Monday, August 22, 2011

Freedom, Adventure, Isolation

When I began to tell people about our plans for this year, the vast majority of responses were along the lines of: "Wow! That sounds like an amazing adventure!"  Some remarked on the freedom we would experience away from most of the regular routines of job and school (except for Juliana, who is still in her work routine--thank you, Juliana).  In addition to having a wealth of family and learning time, these reactions were in line with our vision for the year.

We are now six weeks into the experience (though only really a week or so into the "meat" of it--as noted previously, the first month or so was primarily about setting up shop).  This weekend I have been on my own as the rest of the crew was back in the Bay Area for birthday parties, friend and family time, and work.  I've had the chance to wrap up a bunch of summer projects and also pause to reflect a bit about the adventure upon which we have embarked.

Yes it is freedom.  Freedom from the regular routine.  Freedom from many of the typical responsibilities of working life.  With that freedom comes time and so much potential.  But potential is just that: something that could be.  Eventually, choices need to be made and time will be filled.  So the freedom is really only temporary.   But that is still so much different than my regular experience.   In my "regular" existence, I have made the choice to be a teacher and it is a pretty long-term choice that monopolizes much of my time for most of my year (and it is a great choice, I should add!).  My choices this year are much shorter term; while I may choose this week to build a deck, or work with the kids on finding parallels between the Roman Empire and America, there is still freedom about what next week may be.

Yes it is an adventure.  And it is an adventure with my family.  But adventures aren't always easy.  In movies, they are full of peril.  Though I am not really concerned about peril, I do realize that taking this adventure has consequences besides fun and excitement.  For one, it isolates us.  I miss my friends.  My kids miss their friends.  Our choice time is often the middle of a weekday... who is around to meet and get to know then?  I miss our town and what we do there.  I even miss my work.  I have to drive more that I bike.  My kids worry about what they are missing at school (especially socially).  Don't get me wrong, I chose this adventure for the good and bad of it.  I'm just voicing the reality of what the adventure is: different, lonely, full of love, quiet, hard, memorable.  In short, it is the opportunity to just live with fewer distractions--both the good and bad ones--and do so as a family.

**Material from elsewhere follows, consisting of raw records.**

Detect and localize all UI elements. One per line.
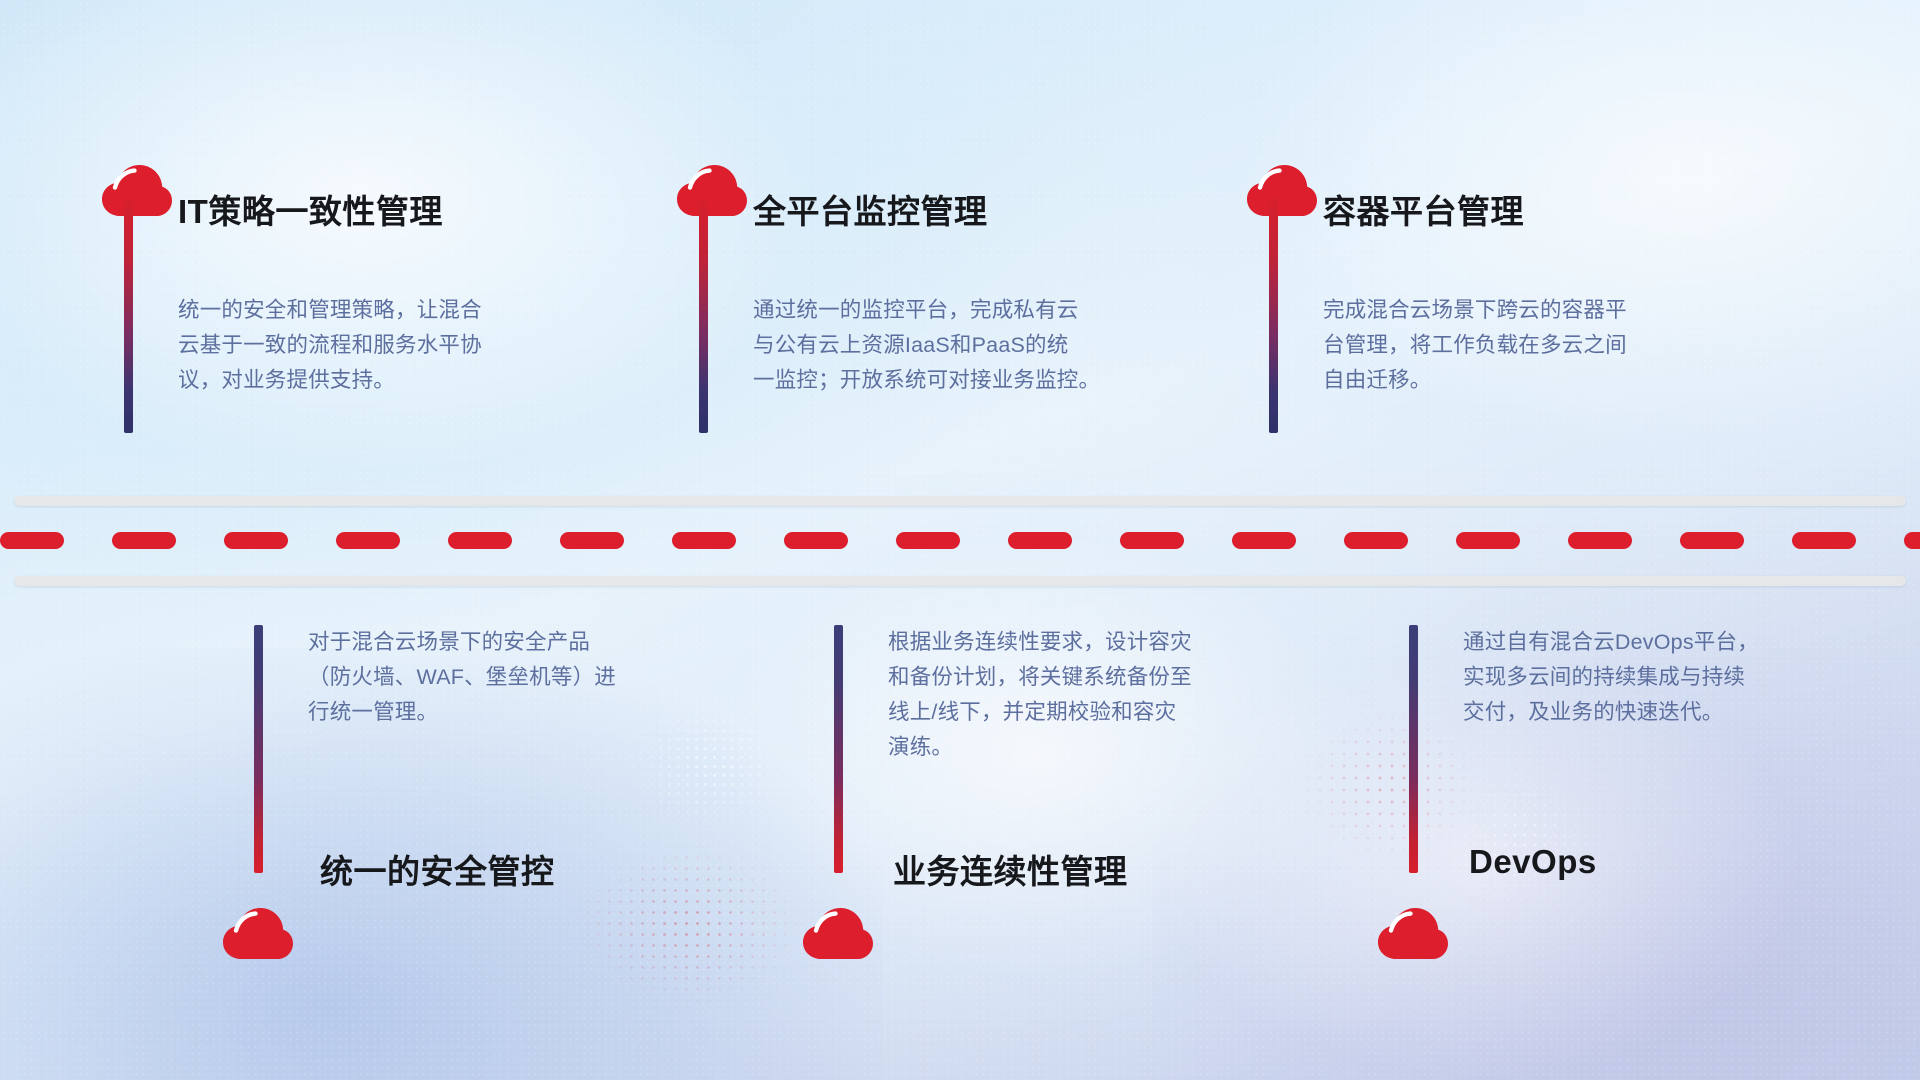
- feature-description: 完成混合云场景下跨云的容器平 台管理，将工作负载在多云之间 自由迁移。: [1323, 293, 1683, 398]
- road-dash: [1568, 532, 1632, 549]
- description-line: 统一的安全和管理策略，让混合: [178, 293, 538, 328]
- description-line: 演练。: [888, 730, 1268, 765]
- description-line: 交付，及业务的快速迭代。: [1463, 695, 1843, 730]
- feature-description: 统一的安全和管理策略，让混合 云基于一致的流程和服务水平协 议，对业务提供支持。: [178, 293, 538, 398]
- road-dash: [0, 532, 64, 549]
- description-line: 实现多云间的持续集成与持续: [1463, 660, 1843, 695]
- feature-title: 容器平台管理: [1323, 185, 1524, 233]
- road-divider: [0, 487, 1920, 597]
- description-line: 行统一管理。: [308, 695, 678, 730]
- feature-title: 统一的安全管控: [320, 845, 555, 893]
- road-dash: [1792, 532, 1856, 549]
- connector-line: [1409, 625, 1418, 873]
- connector-line: [834, 625, 843, 873]
- road-line-bottom: [14, 576, 1906, 586]
- connector-line: [254, 625, 263, 873]
- road-dash: [1680, 532, 1744, 549]
- feature-description: 根据业务连续性要求，设计容灾 和备份计划，将关键系统备份至 线上/线下，并定期校…: [888, 625, 1268, 765]
- description-line: 台管理，将工作负载在多云之间: [1323, 328, 1683, 363]
- road-dash: [224, 532, 288, 549]
- description-line: 一监控；开放系统可对接业务监控。: [753, 363, 1143, 398]
- cloud-icon: [221, 905, 295, 961]
- road-dash: [1008, 532, 1072, 549]
- feature-description: 对于混合云场景下的安全产品 （防火墙、WAF、堡垒机等）进 行统一管理。: [308, 625, 678, 730]
- connector-line: [124, 198, 133, 433]
- description-line: （防火墙、WAF、堡垒机等）进: [308, 660, 678, 695]
- description-line: 线上/线下，并定期校验和容灾: [888, 695, 1268, 730]
- road-dash: [560, 532, 624, 549]
- road-dash: [1120, 532, 1184, 549]
- description-line: 自由迁移。: [1323, 363, 1683, 398]
- road-dash: [1344, 532, 1408, 549]
- cloud-icon: [1376, 905, 1450, 961]
- connector-line: [699, 198, 708, 433]
- feature-title: 业务连续性管理: [893, 845, 1128, 893]
- road-dash: [112, 532, 176, 549]
- description-line: 根据业务连续性要求，设计容灾: [888, 625, 1268, 660]
- road-dash: [896, 532, 960, 549]
- dot-texture-red-left: [560, 830, 820, 1020]
- cloud-icon: [1245, 162, 1319, 218]
- feature-description: 通过统一的监控平台，完成私有云 与公有云上资源IaaS和PaaS的统 一监控；开…: [753, 293, 1143, 398]
- cloud-icon: [801, 905, 875, 961]
- dot-texture-white-right: [1430, 760, 1610, 920]
- description-line: 和备份计划，将关键系统备份至: [888, 660, 1268, 695]
- feature-title: DevOps: [1469, 843, 1597, 881]
- road-dash: [336, 532, 400, 549]
- description-line: 完成混合云场景下跨云的容器平: [1323, 293, 1683, 328]
- road-line-top: [14, 496, 1906, 506]
- description-line: 对于混合云场景下的安全产品: [308, 625, 678, 660]
- road-dash: [672, 532, 736, 549]
- cloud-icon: [675, 162, 749, 218]
- description-line: 与公有云上资源IaaS和PaaS的统: [753, 328, 1143, 363]
- description-line: 通过自有混合云DevOps平台，: [1463, 625, 1843, 660]
- cloud-icon: [100, 162, 174, 218]
- connector-line: [1269, 198, 1278, 433]
- road-dash: [1456, 532, 1520, 549]
- infographic-canvas: IT策略一致性管理 统一的安全和管理策略，让混合 云基于一致的流程和服务水平协 …: [0, 0, 1920, 1080]
- feature-title: 全平台监控管理: [753, 185, 988, 233]
- road-dash-row: [0, 531, 1920, 549]
- road-dash: [448, 532, 512, 549]
- feature-title: IT策略一致性管理: [178, 185, 443, 233]
- road-dash: [784, 532, 848, 549]
- description-line: 通过统一的监控平台，完成私有云: [753, 293, 1143, 328]
- road-dash: [1232, 532, 1296, 549]
- road-dash: [1904, 532, 1920, 549]
- description-line: 议，对业务提供支持。: [178, 363, 538, 398]
- feature-description: 通过自有混合云DevOps平台， 实现多云间的持续集成与持续 交付，及业务的快速…: [1463, 625, 1843, 730]
- description-line: 云基于一致的流程和服务水平协: [178, 328, 538, 363]
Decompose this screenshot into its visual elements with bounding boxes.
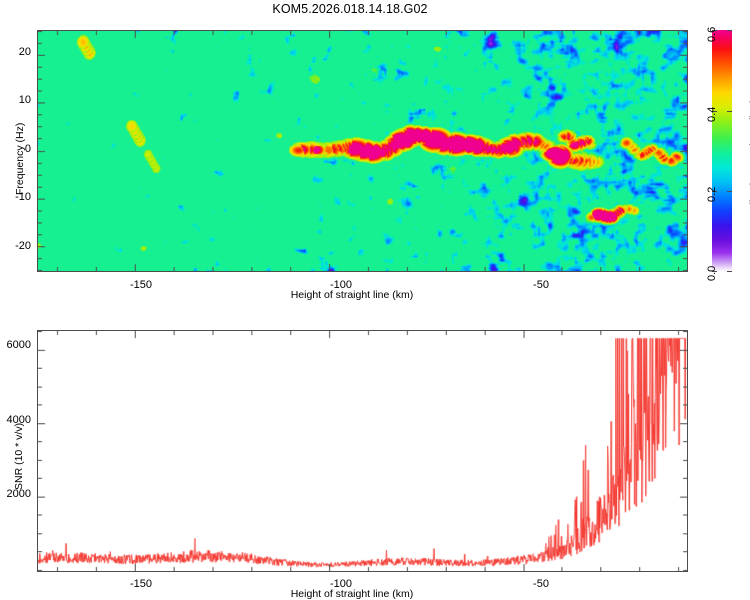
snr-ytick-6000: 6000 — [2, 339, 31, 351]
snr-line-plot — [38, 331, 687, 571]
colorbar — [712, 30, 732, 272]
figure-root: KOM5.2026.018.14.18.G02 20 10 0 -10 -20 … — [0, 0, 750, 600]
colorbar-gradient — [712, 30, 732, 272]
colorbar-tickmark — [727, 271, 732, 272]
colorbar-tick-0_0: 0.0 — [706, 266, 718, 281]
snr-yaxis-title: SNR (10 * v/v) — [13, 423, 25, 490]
spectro-xtick-neg150: -150 — [130, 279, 152, 291]
spectro-ytick-10: 10 — [6, 94, 31, 106]
spectrogram-image — [38, 31, 687, 271]
spectro-xaxis-title: Height of straight line (km) — [291, 289, 414, 301]
snr-xtick-neg150: -150 — [130, 578, 152, 590]
colorbar-tick-0_4: 0.4 — [706, 107, 718, 122]
snr-xtick-neg50: -50 — [533, 578, 549, 590]
figure-title: KOM5.2026.018.14.18.G02 — [0, 2, 700, 16]
spectrogram-panel — [37, 30, 688, 272]
colorbar-tickmark — [727, 191, 732, 192]
colorbar-tick-0_2: 0.2 — [706, 187, 718, 202]
colorbar-tick-0_6: 0.6 — [706, 27, 718, 42]
spectro-xtick-neg50: -50 — [533, 279, 549, 291]
spectro-yaxis-title: Frequency (Hz) — [14, 123, 26, 195]
snr-panel — [37, 330, 688, 572]
spectro-ytick-neg20: -20 — [6, 240, 31, 252]
colorbar-tickmark — [727, 30, 732, 31]
spectro-ytick-20: 20 — [6, 46, 31, 58]
snr-xaxis-title: Height of straight line (km) — [291, 588, 414, 600]
colorbar-tickmark — [727, 111, 732, 112]
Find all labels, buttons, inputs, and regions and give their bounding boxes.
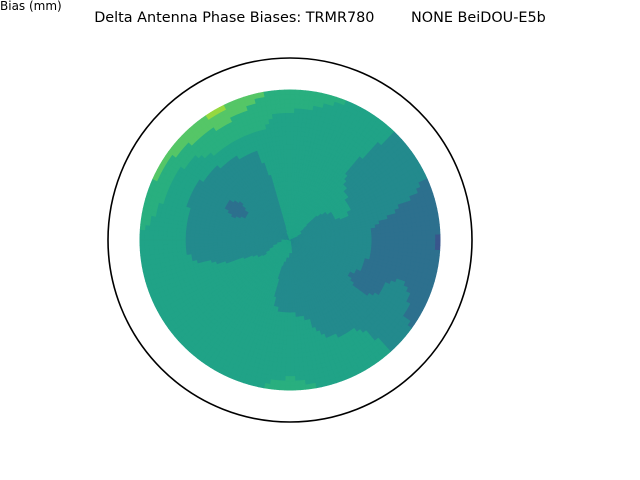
contour-fill-layer xyxy=(140,90,440,390)
colorbar-axis-label: Bias (mm) xyxy=(0,0,62,12)
polar-contour-figure: Delta Antenna Phase Biases: TRMR780 NONE… xyxy=(0,0,640,480)
polar-plot-canvas xyxy=(0,0,640,480)
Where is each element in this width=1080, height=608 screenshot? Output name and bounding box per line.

So tomorrow maybe I'll fix the leak in the irrigation or hang the solar flood light.  Maybe I'll buy strawberries and find some rubbing alcohol and soap for a lesson on DNA extraction.  Maybe I'll ride my bike to the regional park and take a run there.  Maybe I'll do all of those things.  Maybe I'll sit around and do nothing (yeah, right--do you know me?  Well, it could happen...). Freedom.  Time.  But tomorrow I will do these things alone.  When my family gets back we can make choices about our adventure together.  Either way, we will miss all of you.